E o quarteto principal de personagens da história, trazia consigo o peso do mundo nos ombros, contribuindo assim com o clima imposto sobre eles. Shinji, Asuka, Rei e Misato, embora o principal seja o Shinji, cada um tinha a sua hora de desenvolver um pedaço do enredo. Distintamente, suas personalidades eram reversas uma das outras, criando assim um dinamismo de diálogos muito maiores. Até mesmo as cenas estáticas, onde as pausas de conversas eram longas, existia algo sendo dito sobre eles, iluminava para quem quisesse ver o íntimo de suas emoções. Pra mim, era um detalhe bacana, mesmo sabendo que se tratava de reutilização de imagens do estúdio Gainax.


Se a qualidade da animação pode ter dado insatisfação para uns, os intensos conflitos psicológicos podem ter causado enjoo para outros, devido a sua quantidade em demasia. Pensadores como Schopenhauer, Kierkegaard e Hegel são homenageados durante o percurso da história, como por exemplo o ''Dilema do Ouriço'', ''Desespero Humano'' e ''Holismo e Instrumentalidade''. As entidades SEELE e NERV também representaram um importante papel de discussão na série, de ''sociedade perfeita'', visto que o uso da biotecnologia em criar uma nova humanidade era algo extremamente duvidoso.  
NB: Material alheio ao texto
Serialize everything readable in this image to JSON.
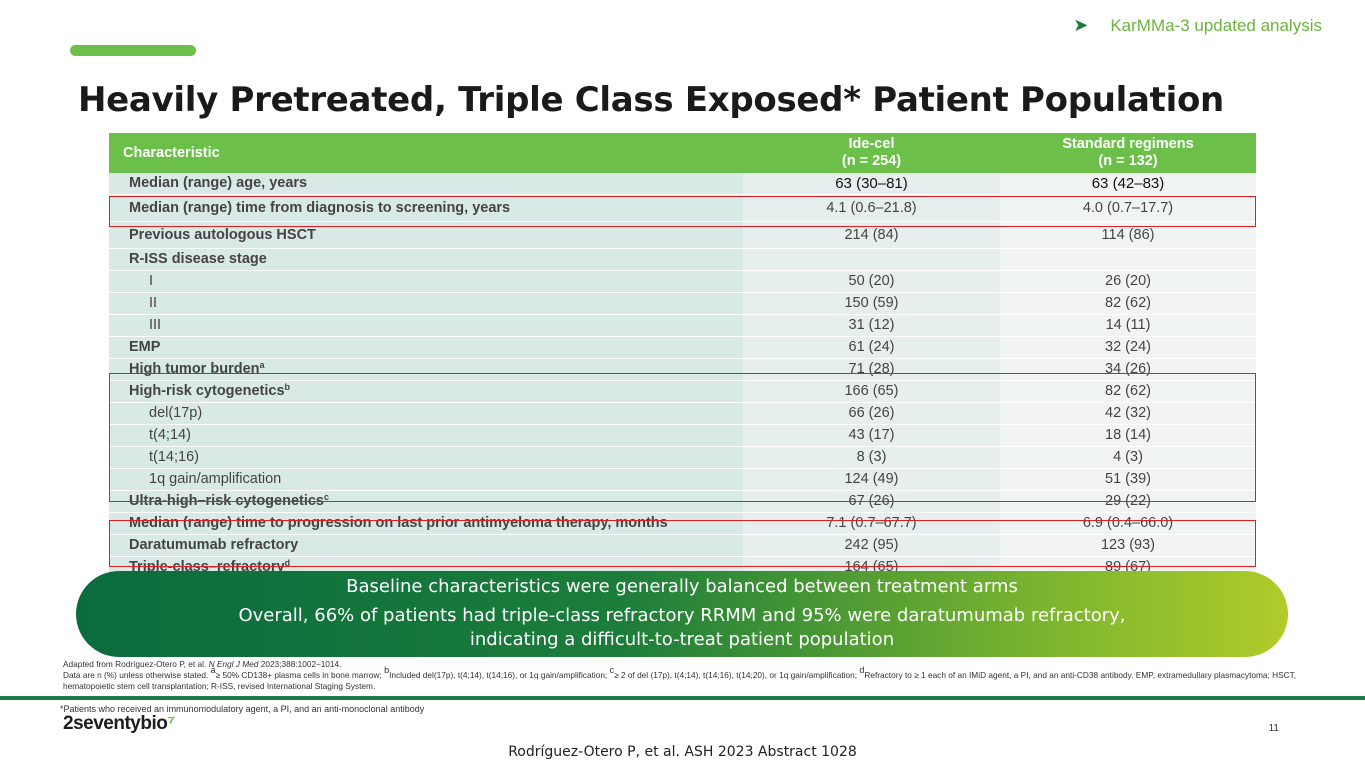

No entanto, o ponto mais alto de Evangelion para mim, são as realidades que o quarteto de protagonistas, tinham de diferente e ao mesmo tempo em comum. Shinji era o auto-menosprezo, Asuka era a superação do trauma e Rei a construção do ''eu'' em pessoa. O que eles tinham em comum era a questão de identidade, junto com a Misato que claramente se sentia responsável por eles, mas também que continha dentro de si um ponto de interrogação sobre si mesma. Cada um era e enxergava daquela situação algo diferente a ser questionado e debatido, criando em Evangelion assim múltiplas realidades para serem vistas e analisadas. Os últimos episódios é a apresentação nítida dessa ideia de controverter cada conceito para quem ainda estivesse em dúvida da intenção da série. Dialogar com o público. Colocar em pauta o que não era tão comum. Pra quem assistiu na época esperando muita ação entre mechas, fanservice, levou um baita tapa na cara ao se deparar com uma obra centrado em traumas emocionais.  
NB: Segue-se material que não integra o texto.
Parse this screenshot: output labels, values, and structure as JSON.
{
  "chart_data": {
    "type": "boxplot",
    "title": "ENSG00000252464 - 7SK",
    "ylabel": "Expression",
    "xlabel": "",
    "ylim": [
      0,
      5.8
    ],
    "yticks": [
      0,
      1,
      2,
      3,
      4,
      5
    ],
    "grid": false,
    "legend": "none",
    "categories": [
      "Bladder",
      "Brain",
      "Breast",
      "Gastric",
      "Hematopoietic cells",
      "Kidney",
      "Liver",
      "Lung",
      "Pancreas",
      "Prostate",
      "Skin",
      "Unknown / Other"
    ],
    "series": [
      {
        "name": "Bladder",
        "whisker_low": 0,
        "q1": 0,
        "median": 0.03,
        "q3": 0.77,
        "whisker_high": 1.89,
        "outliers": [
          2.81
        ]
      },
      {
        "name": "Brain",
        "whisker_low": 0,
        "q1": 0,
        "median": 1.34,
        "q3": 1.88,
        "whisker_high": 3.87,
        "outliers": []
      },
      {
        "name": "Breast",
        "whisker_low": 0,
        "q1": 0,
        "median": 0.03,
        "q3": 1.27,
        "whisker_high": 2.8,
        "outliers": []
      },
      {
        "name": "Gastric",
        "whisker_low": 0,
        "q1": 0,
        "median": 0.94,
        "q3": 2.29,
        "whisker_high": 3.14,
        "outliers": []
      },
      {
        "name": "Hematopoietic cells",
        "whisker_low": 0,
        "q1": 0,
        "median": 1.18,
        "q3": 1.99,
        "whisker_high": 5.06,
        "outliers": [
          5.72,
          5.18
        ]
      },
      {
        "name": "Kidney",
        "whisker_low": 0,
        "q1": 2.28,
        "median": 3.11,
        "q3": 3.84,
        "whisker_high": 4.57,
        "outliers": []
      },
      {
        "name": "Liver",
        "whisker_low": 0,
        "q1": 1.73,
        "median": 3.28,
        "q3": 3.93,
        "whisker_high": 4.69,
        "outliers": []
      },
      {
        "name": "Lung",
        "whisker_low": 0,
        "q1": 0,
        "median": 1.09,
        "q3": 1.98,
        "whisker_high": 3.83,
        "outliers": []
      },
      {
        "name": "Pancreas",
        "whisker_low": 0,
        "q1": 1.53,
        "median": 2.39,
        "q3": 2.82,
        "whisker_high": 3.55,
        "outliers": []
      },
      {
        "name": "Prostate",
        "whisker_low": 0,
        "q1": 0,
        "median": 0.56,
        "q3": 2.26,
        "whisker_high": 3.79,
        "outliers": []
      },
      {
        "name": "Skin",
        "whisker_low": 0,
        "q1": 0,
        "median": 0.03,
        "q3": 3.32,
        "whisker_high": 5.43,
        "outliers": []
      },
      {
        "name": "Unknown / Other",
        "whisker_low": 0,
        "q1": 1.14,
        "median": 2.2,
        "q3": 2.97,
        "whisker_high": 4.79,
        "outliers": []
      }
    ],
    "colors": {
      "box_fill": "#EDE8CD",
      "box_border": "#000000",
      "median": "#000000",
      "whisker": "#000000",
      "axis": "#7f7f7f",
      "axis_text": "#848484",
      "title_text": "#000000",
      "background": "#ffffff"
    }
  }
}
Eu gosto desse jogo de quebra-cabeças. Os personagens se complementam. Assim como o filme que deu um final alternativo para Evangelion. Eu gosto dos dois finais, ainda hoje não consigo distinguir qual dos dois é melhor, mas acredito que cada um teve o seu papel ali, de trazer a verdade mesmo em uma linha temporal diferente. Entretanto, podemos enxergar algo evidente em ambas plataformas. O misto de realidade, interna, externa, e de como as coisas realmente são. Shinji não se sentia amado, logo existia um ódio imenso de si mesmo, criando uma barreira para a sua auto-aceitação. E os episódios finais mostram exatamente essa percepção que Shinji tinha de si. A realidade vista por ele. Shinji passa o anime inteiro deixando bem claro o grau de seu ódio e desprezo pela sua vida, que quando ele reconhece isso no fim, se torna um momento explosivo na série, mesmo que não se trate da ação física (lutas ente robôs), mas sim de ação verbal (auto-reconhecimento). Como disse a sub-comandante da NERV, a Fuyutsuki; ''sua verdade pode ser alterada, simplesmente, pela maneira como você aceita''. Shinji passa por esse tipo de transformação, mesmo se odiando, ele reconheceu que era capaz de se amar, se fez merecedor de estar vivo em meio à tanta tragédia. Hideaki Anno fez cenas belíssimas, mas não só por esse fato, mas sim por mostrar tudo isso como se tivéssemos inseridos dentro da cabeça/imaginação do Shinji. Sem dúvida, esse desfecho marcou a minha vida. 

Porém, as realidades existenciais na série não param por aí. Ainda temos Asuka agindo de forma introspectiva, vivendo num modo solitário e egoísta, obcecada com o sucesso profissional, Asuka de tanto querer o perfeccionismo, acaba sendo rejeitada por aquilo em que mais se dedicava, seu EVA. Ignorada por justamente ''não abrir o seu coração'', como disse Kaworu, a mudança ocorre quando ela também se aceita, e enxerga que é carente, reconhecendo que sua mãe não a abandonou, pois esteve o tempo todo com ela, através do campo AT, no EVA-02. Rei Ayanami por sua vez,  via em si alguém vazia, cheia de ódio, tristeza e melancolia. Enfim. Como pode perceber, cada personagem passa por um amadurecimento; de aceitação e rejeição à instrumentalidade humana.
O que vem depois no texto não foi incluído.